The monoclonal antibody-defined, tumor-associated antigen Ca 19-9, chemically identical with the sialylated Lewisa-carbohydrate determinant of a monoganglioside and a mucin, was demonstrated by radioimmunoassay to be present in large amounts as component of fucose-rich sialoglycoproteins, which had been extracted from human seminal plasma of healthy donors. The carbohydrate antigen of these glycoproteins (m greater than 205 kDa and m 115 kDa), which are presumably secreted by the prostatic gland, was absent in seminal plasma from blood-group-Lewis-negative men. The Ca 19-9 active sialyl-oligosaccharide was cleaved from the proteins by mild alkaline borohydride treatment and was shown to chromatograph on gradient elution from DEAE-Sephadex with the fraction of monosialylated saccharide alditols (MS-SP). The asialo derivative of the major saccharide alditol in this fraction was composed of L-fucose, D-galactose, N-acetyl-D-glucosamine and N-acetyl-D-galactosaminitol in the molar proportions 1:2:1:1 and chromatographed on Bio-Gel P2 according to approximately seven hexose units.

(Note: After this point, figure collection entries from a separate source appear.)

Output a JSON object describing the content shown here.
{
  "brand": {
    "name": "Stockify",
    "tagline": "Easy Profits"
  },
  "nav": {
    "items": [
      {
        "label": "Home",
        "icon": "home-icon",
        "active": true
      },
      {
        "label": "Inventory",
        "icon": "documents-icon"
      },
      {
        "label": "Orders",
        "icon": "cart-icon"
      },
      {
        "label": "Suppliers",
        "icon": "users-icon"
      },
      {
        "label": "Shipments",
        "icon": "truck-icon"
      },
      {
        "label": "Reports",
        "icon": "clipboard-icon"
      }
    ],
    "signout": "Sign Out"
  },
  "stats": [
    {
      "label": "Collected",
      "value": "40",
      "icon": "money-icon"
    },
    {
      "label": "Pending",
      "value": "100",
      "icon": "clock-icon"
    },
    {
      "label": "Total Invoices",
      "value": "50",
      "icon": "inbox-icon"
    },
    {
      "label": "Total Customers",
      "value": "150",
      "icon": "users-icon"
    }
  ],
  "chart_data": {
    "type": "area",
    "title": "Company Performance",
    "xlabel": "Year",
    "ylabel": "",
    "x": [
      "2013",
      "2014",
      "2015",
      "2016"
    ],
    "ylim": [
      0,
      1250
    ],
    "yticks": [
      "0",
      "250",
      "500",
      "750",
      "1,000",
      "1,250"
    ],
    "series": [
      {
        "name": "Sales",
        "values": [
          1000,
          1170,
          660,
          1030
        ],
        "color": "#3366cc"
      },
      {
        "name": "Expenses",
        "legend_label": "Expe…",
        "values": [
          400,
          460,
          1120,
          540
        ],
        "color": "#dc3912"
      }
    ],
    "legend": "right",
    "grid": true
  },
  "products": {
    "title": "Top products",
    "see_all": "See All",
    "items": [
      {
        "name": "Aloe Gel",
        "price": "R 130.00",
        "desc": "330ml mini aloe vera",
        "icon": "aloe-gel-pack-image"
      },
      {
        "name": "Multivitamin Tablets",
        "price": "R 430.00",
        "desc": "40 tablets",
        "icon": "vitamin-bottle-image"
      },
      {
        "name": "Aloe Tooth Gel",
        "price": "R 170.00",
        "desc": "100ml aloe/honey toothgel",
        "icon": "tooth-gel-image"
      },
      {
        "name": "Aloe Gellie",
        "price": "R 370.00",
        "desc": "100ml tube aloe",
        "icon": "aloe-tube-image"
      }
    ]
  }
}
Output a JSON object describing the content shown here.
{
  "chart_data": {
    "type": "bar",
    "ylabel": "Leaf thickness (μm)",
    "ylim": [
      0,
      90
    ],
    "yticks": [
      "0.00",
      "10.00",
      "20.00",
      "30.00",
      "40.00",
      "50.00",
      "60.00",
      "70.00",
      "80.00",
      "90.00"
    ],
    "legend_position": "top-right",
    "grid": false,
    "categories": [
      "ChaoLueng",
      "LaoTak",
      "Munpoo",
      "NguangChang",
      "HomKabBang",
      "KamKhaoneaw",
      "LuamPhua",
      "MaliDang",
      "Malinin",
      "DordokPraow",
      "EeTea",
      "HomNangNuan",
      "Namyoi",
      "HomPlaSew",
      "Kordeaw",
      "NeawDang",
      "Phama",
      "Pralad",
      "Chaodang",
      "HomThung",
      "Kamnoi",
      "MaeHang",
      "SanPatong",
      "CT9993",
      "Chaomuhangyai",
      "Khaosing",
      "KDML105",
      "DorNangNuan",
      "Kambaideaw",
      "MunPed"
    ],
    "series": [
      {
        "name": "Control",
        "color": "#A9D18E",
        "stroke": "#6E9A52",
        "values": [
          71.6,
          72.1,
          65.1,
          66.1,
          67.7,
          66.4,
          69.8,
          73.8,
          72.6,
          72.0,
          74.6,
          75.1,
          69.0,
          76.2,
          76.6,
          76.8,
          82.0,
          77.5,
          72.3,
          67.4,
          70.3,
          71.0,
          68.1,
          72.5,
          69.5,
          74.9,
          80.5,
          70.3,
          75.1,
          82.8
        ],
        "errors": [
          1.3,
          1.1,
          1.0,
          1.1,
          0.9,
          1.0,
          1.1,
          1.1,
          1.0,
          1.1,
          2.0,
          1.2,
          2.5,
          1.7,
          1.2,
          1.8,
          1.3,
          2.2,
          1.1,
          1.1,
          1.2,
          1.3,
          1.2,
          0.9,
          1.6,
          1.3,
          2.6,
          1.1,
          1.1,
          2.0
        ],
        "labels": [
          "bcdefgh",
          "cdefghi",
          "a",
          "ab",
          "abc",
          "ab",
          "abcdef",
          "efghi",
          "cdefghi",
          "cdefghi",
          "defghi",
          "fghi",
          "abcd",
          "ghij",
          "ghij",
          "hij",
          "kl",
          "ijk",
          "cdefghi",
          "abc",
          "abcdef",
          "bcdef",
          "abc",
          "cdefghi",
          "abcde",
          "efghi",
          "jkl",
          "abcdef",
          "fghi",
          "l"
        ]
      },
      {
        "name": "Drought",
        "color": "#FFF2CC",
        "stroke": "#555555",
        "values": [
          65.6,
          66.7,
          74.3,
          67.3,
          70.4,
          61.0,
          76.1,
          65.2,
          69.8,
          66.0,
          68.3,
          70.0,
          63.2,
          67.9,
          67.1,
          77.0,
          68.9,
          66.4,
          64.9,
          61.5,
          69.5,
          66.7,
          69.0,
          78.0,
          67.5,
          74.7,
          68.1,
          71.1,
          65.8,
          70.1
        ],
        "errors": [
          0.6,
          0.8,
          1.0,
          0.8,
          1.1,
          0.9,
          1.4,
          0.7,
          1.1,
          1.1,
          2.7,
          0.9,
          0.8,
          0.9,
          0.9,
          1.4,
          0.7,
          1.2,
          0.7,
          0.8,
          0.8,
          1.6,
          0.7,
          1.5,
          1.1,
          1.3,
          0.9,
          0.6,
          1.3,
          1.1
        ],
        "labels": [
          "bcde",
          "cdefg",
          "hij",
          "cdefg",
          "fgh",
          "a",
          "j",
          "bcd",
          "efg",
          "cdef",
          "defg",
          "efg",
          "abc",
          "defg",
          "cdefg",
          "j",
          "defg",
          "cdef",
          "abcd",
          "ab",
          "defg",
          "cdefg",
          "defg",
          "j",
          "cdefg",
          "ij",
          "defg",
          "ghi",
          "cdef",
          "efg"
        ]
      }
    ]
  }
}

A methylation analysis of the sialylated saccharide alditol in fraction MS-SP, which had been purified by high-pressure liquid chromatography, revealed the presence of terminal, non-reducing L-fucose, 3-O-substituted D-galactose, 3,4 di-O-substituted N-acetyl-D-glucosamine and 3-O-substituted N-acetyl-D-galactosaminitol. The presented data and the fragmentation pattern obtained on direct probe EI and FAB+ mass spectrometry of the permethylated asialo derivative are in accordance with the structure of a sialylated pentasaccharide alditol (formula; see text).